You should arrange your stay with a relative or family member beforehand. You can also stay with a close friend. It is not against the law for someone to take you in if they believe you are in danger. But if the adults in the safe place do anything illegal or lie to the authorities about your whereabouts, they can be charged with contributing to the delinquency of a minor. Call the shelter near you and let them know when you plan to leave so they are aware of when you are going to be there.
If you are a teenager who is planning to run away from home, you can likely find a runaway shelter where you can stay there for free for a few nights. You may also be able to stay with a friend or a relative for free until you figure out where you are going to live permanently. If you are an adult trying to get out of an abusive home, you may have a joint bank account with your abusive spouse. Apply for a new bank account at a bank that is close to the safe place you will be heading to when you leave the home. You may need a new permanent address, such as the safe place address, to apply for a new bank account. Doing this will cut you off from your abusive spouse and make it harder for them to find you.
Make sure you also bring cash with you as you will need this to pay for items once you leave. Avoid using credit cards as these can be used to locate you.
You may use public transportation, such as a bus or a train, to get out of the abusive home and go to the safe place. Or, you may be able to arrange a pick up a few blocks away from the abusive home through the person who lives in the safe place, if they have a car. If you believe you are in danger and cannot get out of the home, despite your escape plan, call 911 or a domestic abuse helpline.

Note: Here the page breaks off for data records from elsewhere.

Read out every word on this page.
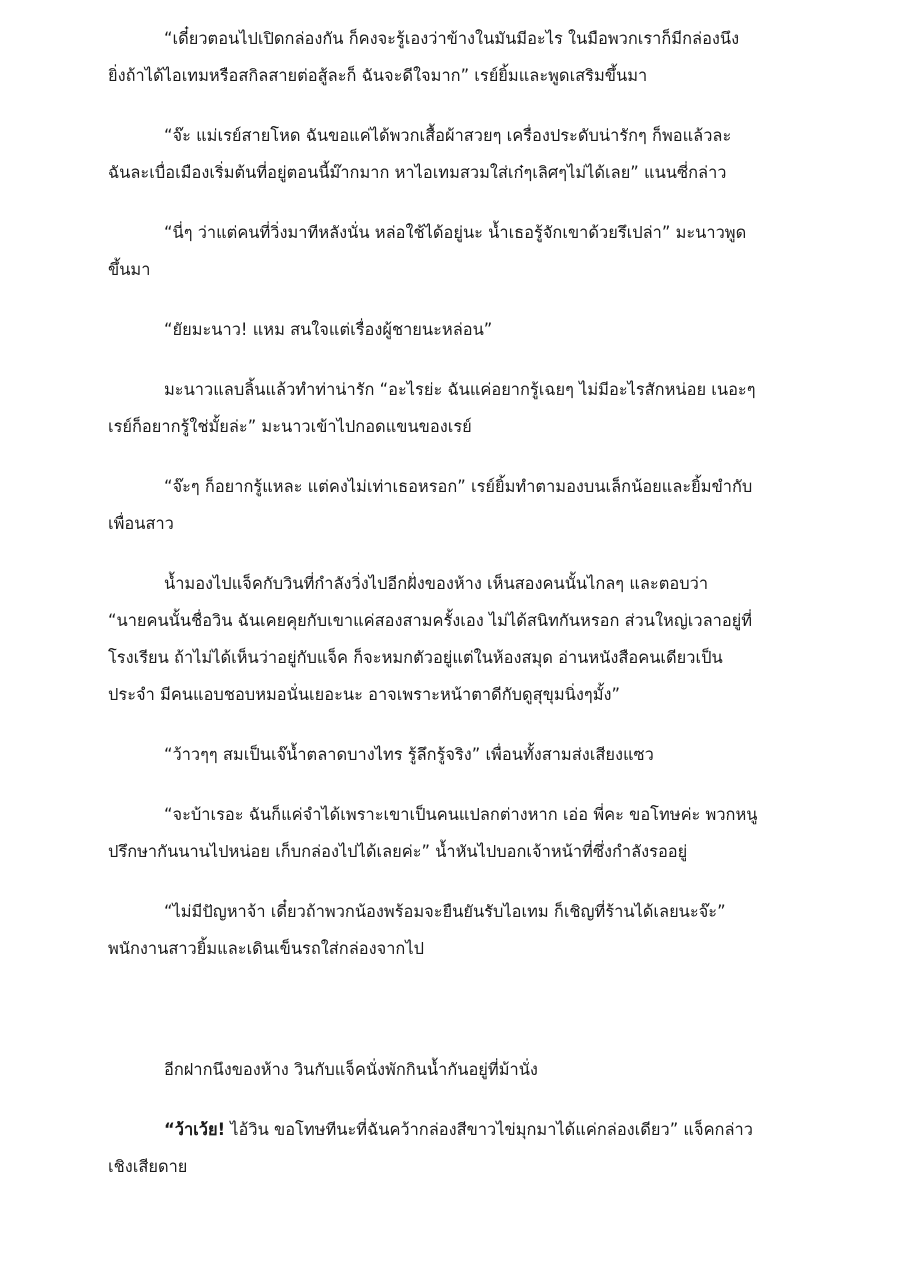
“เดี๋ยวตอนไปเปิดกล่องกัน ก็คงจะรู้เองว่าข้างในมันมีอะไร ในมือพวกเราก็มีกล่องนึง
ยิ่งถ้าได้ไอเทมหรือสกิลสายต่อสู้ละก็ ฉันจะดีใจมาก” เรย์ยิ้มและพูดเสริมขึ้นมา

“จ๊ะ แม่เรย์สายโหด ฉันขอแค่ได้พวกเสื้อผ้าสวยๆ เครื่องประดับน่ารักๆ ก็พอแล้วละ
ฉันละเบื่อเมืองเริ่มต้นที่อยู่ตอนนี้ม๊ากมาก หาไอเทมสวมใส่เก๋ๆเลิศๆไม่ได้เลย” แนนซี่กล่าว

“นี่ๆ ว่าแต่คนที่วิ่งมาทีหลังนั่น หล่อใช้ได้อยู่นะ น้ำเธอรู้จักเขาด้วยรึเปล่า” มะนาวพูด
ขึ้นมา

“ยัยมะนาว! แหม สนใจแต่เรื่องผู้ชายนะหล่อน”

มะนาวแลบลิ้นแล้วทำท่าน่ารัก “อะไรย่ะ ฉันแค่อยากรู้เฉยๆ ไม่มีอะไรสักหน่อย เนอะๆ
เรย์ก็อยากรู้ใช่มั้ยล่ะ” มะนาวเข้าไปกอดแขนของเรย์

“จ๊ะๆ ก็อยากรู้แหละ แต่คงไม่เท่าเธอหรอก” เรย์ยิ้มทำตามองบนเล็กน้อยและยิ้มขำกับ
เพื่อนสาว

น้ำมองไปแจ็คกับวินที่กำลังวิ่งไปอีกฝั่งของห้าง เห็นสองคนนั้นไกลๆ และตอบว่า
“นายคนนั้นชื่อวิน ฉันเคยคุยกับเขาแค่สองสามครั้งเอง ไม่ได้สนิทกันหรอก ส่วนใหญ่เวลาอยู่ที่
โรงเรียน ถ้าไม่ได้เห็นว่าอยู่กับแจ็ค ก็จะหมกตัวอยู่แต่ในห้องสมุด อ่านหนังสือคนเดียวเป็น
ประจำ มีคนแอบชอบหมอนั่นเยอะนะ อาจเพราะหน้าตาดีกับดูสุขุมนิ่งๆมั้ง”

“ว้าวๆๆ สมเป็นเจ๊น้ำตลาดบางไทร รู้ลึกรู้จริง” เพื่อนทั้งสามส่งเสียงแซว

“จะบ้าเรอะ ฉันก็แค่จำได้เพราะเขาเป็นคนแปลกต่างหาก เอ่อ พี่คะ ขอโทษค่ะ พวกหนู
ปรึกษากันนานไปหน่อย เก็บกล่องไปได้เลยค่ะ” น้ำหันไปบอกเจ้าหน้าที่ซึ่งกำลังรออยู่

“ไม่มีปัญหาจ้า เดี๋ยวถ้าพวกน้องพร้อมจะยืนยันรับไอเทม ก็เชิญที่ร้านได้เลยนะจ๊ะ”
พนักงานสาวยิ้มและเดินเข็นรถใส่กล่องจากไป

อีกฝากนึงของห้าง วินกับแจ็คนั่งพักกินน้ำกันอยู่ที่ม้านั่ง

“ว้าเว้ย! ไอ้วิน ขอโทษทีนะที่ฉันคว้ากล่องสีขาวไข่มุกมาได้แค่กล่องเดียว” แจ็คกล่าว
เชิงเสียดาย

As a minor, you can prevent the police from taking you back to the abusive home if you explain your situation. Describe in detail the abuse you have suffered and let the police know that you are afraid to return to the home. The police will then take you to Child Protective Services. The CPS worker will then listen to the details of your situation and determine if your parents are providing a safe and stable environment for you as a minor. If they determine this is not the case, they can authorize your removal from the abusive home.
A professional counselor will talk to you at the runaway shelter and allow you to stay there if you are at least 12 years of age, you are mature enough to stay in the shelter, and it is clear you are in danger if you return home. Though the shelter staff may tell your parents where you are, your parents cannot simply take you from the shelter. Some shelters require parental permission to house runaways and some do not. Talk to the shelter about their rules. You can find out more information on runaway shelters through the National Runaway Safeline, 1-800-RUNAWAY. The safeline is open 24 hours a day and can refer you to professional support people in your area. [4] X Research source
You can also change your social security number so your abuser cannot use it to try to locate you. Call the social security office near you and explain you are a victim of domestic abuse. They will often let you change your social security number due to abuse circumstances. You may also want to consider hiring a lawyer, especially if you are going to have to fight for custody of your children or your assets.